What makes the Ridge Route so unique?

Really, what is so special about this road? What makes it worthy of such preservation efforts? The Ridge Route is more than just a scenic path through the northern Angeles National Forest. It is more than a roadway that helped bring together, and keep together, the state of California. The roadway is a time capsule, from really no later than 1930, showing how roads were first built in the modern age. This roadway was the first of its kind, still using manual labor and some steam shovels, to build a brand new roadway across open terrain. No other roadway in California, and possibly even the US, has such a long section of paving intact from such an early period. No other roadway retains the methods of construction as the Ridge Route does. Other roads were upgraded, with curves or short sections bypassed. Other roads may have even been obliterated with the advent of freeways.

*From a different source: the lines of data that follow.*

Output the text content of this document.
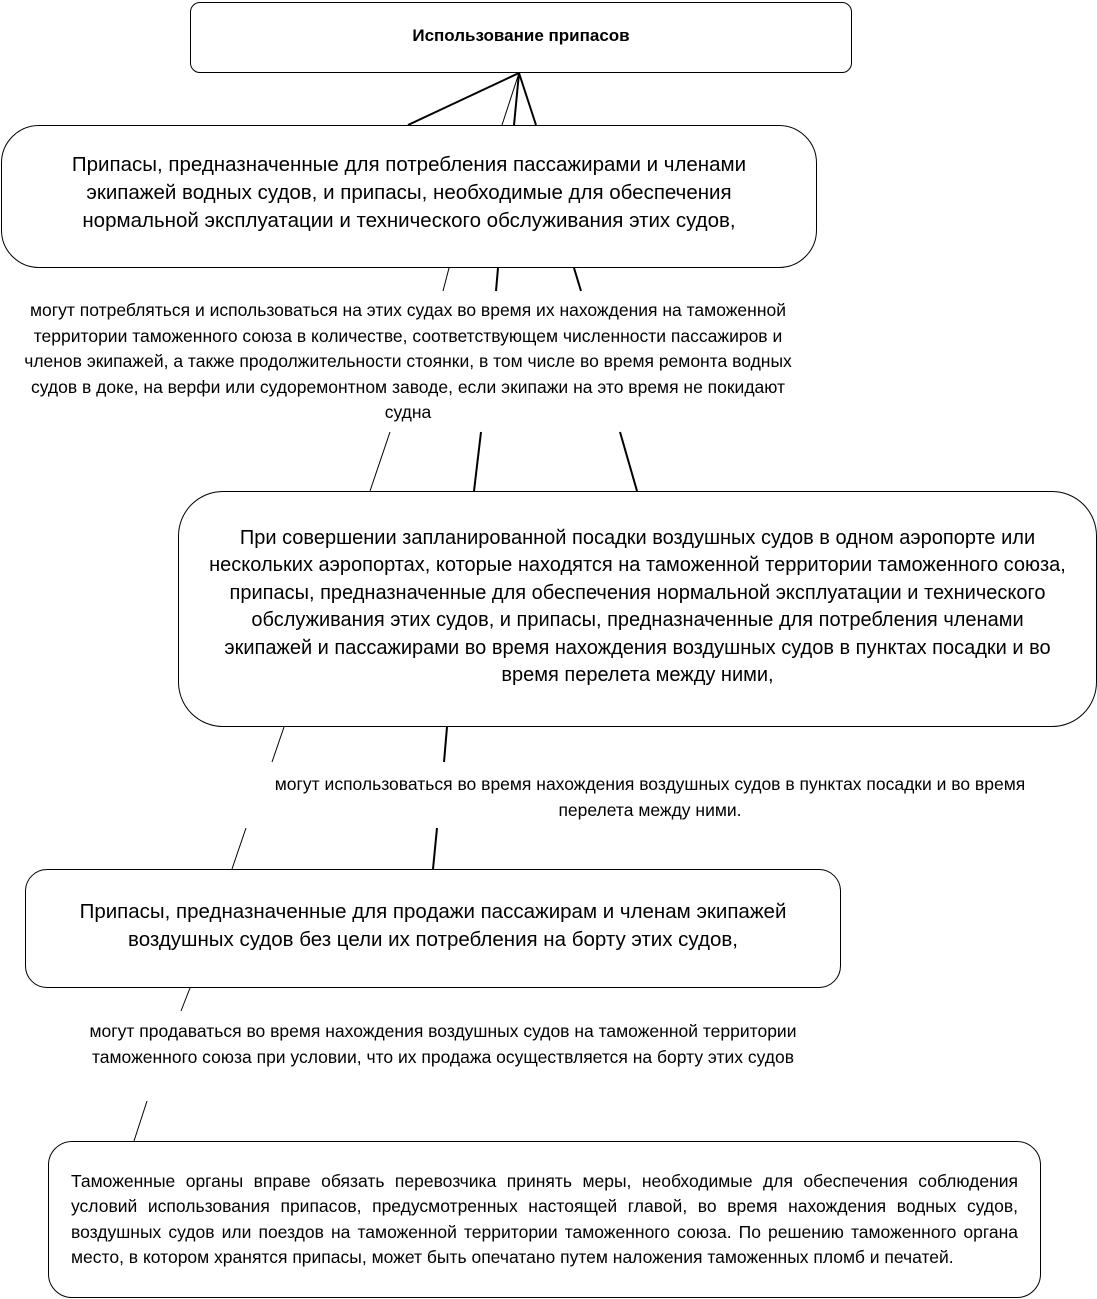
Использование припасов
Припасы, предназначенные для потребления пассажирами и членами экипажей водных судов, и припасы, необходимые для обеспечения нормальной эксплуатации и технического обслуживания этих судов,
могут потребляться и использоваться на этих судах во время их нахождения на таможенной территории таможенного союза в количестве, соответствующем численности пассажиров и членов экипажей, а также продолжительности стоянки, в том числе во время ремонта водных судов в доке, на верфи или судоремонтном заводе, если экипажи на это время не покидают судна
При совершении запланированной посадки воздушных судов в одном аэропорте или нескольких аэропортах, которые находятся на таможенной территории таможенного союза, припасы, предназначенные для обеспечения нормальной эксплуатации и технического обслуживания этих судов, и припасы, предназначенные для потребления членами экипажей и пассажирами во время нахождения воздушных судов в пунктах посадки и во время перелета между ними,
могут использоваться во время нахождения воздушных судов в пунктах посадки и во время перелета между ними.
Припасы, предназначенные для продажи пассажирам и членам экипажей воздушных судов без цели их потребления на борту этих судов,
могут продаваться во время нахождения воздушных судов на таможенной территории таможенного союза при условии, что их продажа осуществляется на борту этих судов
Таможенные органы вправе обязать перевозчика принять меры, необходимые для обеспечения соблюдения условий использования припасов, предусмотренных настоящей главой, во время нахождения водных судов, воздушных судов или поездов на таможенной территории таможенного союза. По решению таможенного органа место, в котором хранятся припасы, может быть опечатано путем наложения таможенных пломб и печатей.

The Ridge Route represents so much to so many. It is that which makes it more than worthy for the efforts to preserve it. We have the ability to save it. We need your support to do it. Without that support, this roadway could well be lost to time and development, depriving those in the future of an opportunity to see where things came from.

Right of Way issues along the road

All roadways, regardless of their designation, have some sort of right-of-way. Before things got to be a bit more standard and better documented, these could change at the whim of, well, most anyone. Modern roads have designated paths, carved through other properties. Depending on circumstances, these paths can be either an easement, owned lands, or some other method.

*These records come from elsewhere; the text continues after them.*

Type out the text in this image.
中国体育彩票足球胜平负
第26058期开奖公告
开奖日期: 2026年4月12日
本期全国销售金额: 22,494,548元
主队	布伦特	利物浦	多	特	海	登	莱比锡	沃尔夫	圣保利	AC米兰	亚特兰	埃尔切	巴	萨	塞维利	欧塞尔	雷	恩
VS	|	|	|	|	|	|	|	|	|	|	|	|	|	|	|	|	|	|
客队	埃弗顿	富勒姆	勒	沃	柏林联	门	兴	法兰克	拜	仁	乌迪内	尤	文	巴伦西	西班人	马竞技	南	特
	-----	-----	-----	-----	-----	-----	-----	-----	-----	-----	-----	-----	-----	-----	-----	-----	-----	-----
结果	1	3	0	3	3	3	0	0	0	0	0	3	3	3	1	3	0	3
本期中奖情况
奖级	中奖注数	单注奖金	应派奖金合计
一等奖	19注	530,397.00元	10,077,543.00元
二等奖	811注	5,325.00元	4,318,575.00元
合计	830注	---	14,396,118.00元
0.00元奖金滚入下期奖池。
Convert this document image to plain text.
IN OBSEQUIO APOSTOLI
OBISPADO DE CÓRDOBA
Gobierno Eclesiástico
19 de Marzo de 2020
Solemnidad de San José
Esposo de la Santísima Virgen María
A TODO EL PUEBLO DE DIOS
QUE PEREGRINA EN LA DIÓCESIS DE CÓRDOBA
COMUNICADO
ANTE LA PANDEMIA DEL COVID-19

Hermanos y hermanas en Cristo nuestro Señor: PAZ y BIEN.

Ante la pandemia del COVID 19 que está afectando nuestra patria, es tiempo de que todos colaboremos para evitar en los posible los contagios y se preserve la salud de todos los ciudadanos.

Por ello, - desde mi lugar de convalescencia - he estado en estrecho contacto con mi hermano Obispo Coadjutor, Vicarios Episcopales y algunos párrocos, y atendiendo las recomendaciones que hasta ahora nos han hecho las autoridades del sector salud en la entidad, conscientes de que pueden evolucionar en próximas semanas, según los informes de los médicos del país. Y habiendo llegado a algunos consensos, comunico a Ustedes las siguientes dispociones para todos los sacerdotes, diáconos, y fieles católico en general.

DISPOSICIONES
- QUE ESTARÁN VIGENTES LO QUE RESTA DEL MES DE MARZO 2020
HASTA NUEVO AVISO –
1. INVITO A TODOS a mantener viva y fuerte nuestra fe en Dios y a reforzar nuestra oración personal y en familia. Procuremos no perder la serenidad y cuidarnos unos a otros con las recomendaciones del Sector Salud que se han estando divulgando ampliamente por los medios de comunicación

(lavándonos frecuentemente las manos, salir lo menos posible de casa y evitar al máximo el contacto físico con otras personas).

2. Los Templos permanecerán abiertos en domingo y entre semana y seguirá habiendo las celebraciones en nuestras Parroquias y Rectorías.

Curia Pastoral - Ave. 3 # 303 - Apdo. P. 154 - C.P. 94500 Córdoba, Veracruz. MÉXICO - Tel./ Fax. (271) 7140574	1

Roads such as the Ridge Route were granted an easement through existing public, in this case federal, lands. Such easements were quite common during the period. Even today, not all the land along a roadway is owned by the agency that maintains the road. An example of this is State 39 – San Gabriel Canyon Road – in the San Gabriel Mountains north of Azusa. Caltrans maintains the right-of-way through the forest, but does not own the right-of-way. The highway was granted an easement through the forest, with the provision that, should the roadway be abandoned, the road would be returned to its “natural state”. This particular issue has been a problem for Caltrans as they have wanted to abandon a section of 39 that has been closed since 1978. To return it to a natural state would well exceed any costs to rehabilitate the roadway and open it.

The Ridge Route, however, is a different animal. While, at present, the County of Los Angeles has vacated the roadway (a nice way to say abandoned), the Angeles National Forest does wish to keep the roadway available for their use. Where our issue lies is with the easement itself. As the easement was granted before the landowner on the south end obtained their land, their land has this easement. As the roadway was illegally vacated and the easements not properly maintained, they are using that as an opportunity to claim the road as their own.

Illegal signage declaring a portion of the Ridge Route as a “private” roadway.

Previously, we posted that the Angeles National Forest is actively maintaining the roadway, at least by 2009, by performing an AC (Asphaltic Concrete) overlay on the southern end of the Ridge Route. This overlay shows unquestionably that the Forest Service is maintaining the roadway. No monies for this maintenance came from the landowner.

We need your help to fight this. We are demanding the County of Los Angeles rescind their road vacation and quitclaim the road to the Forest Service. This would properly transfer any and all easements for the road and allow the PUBLIC to enjoy this historic treasure.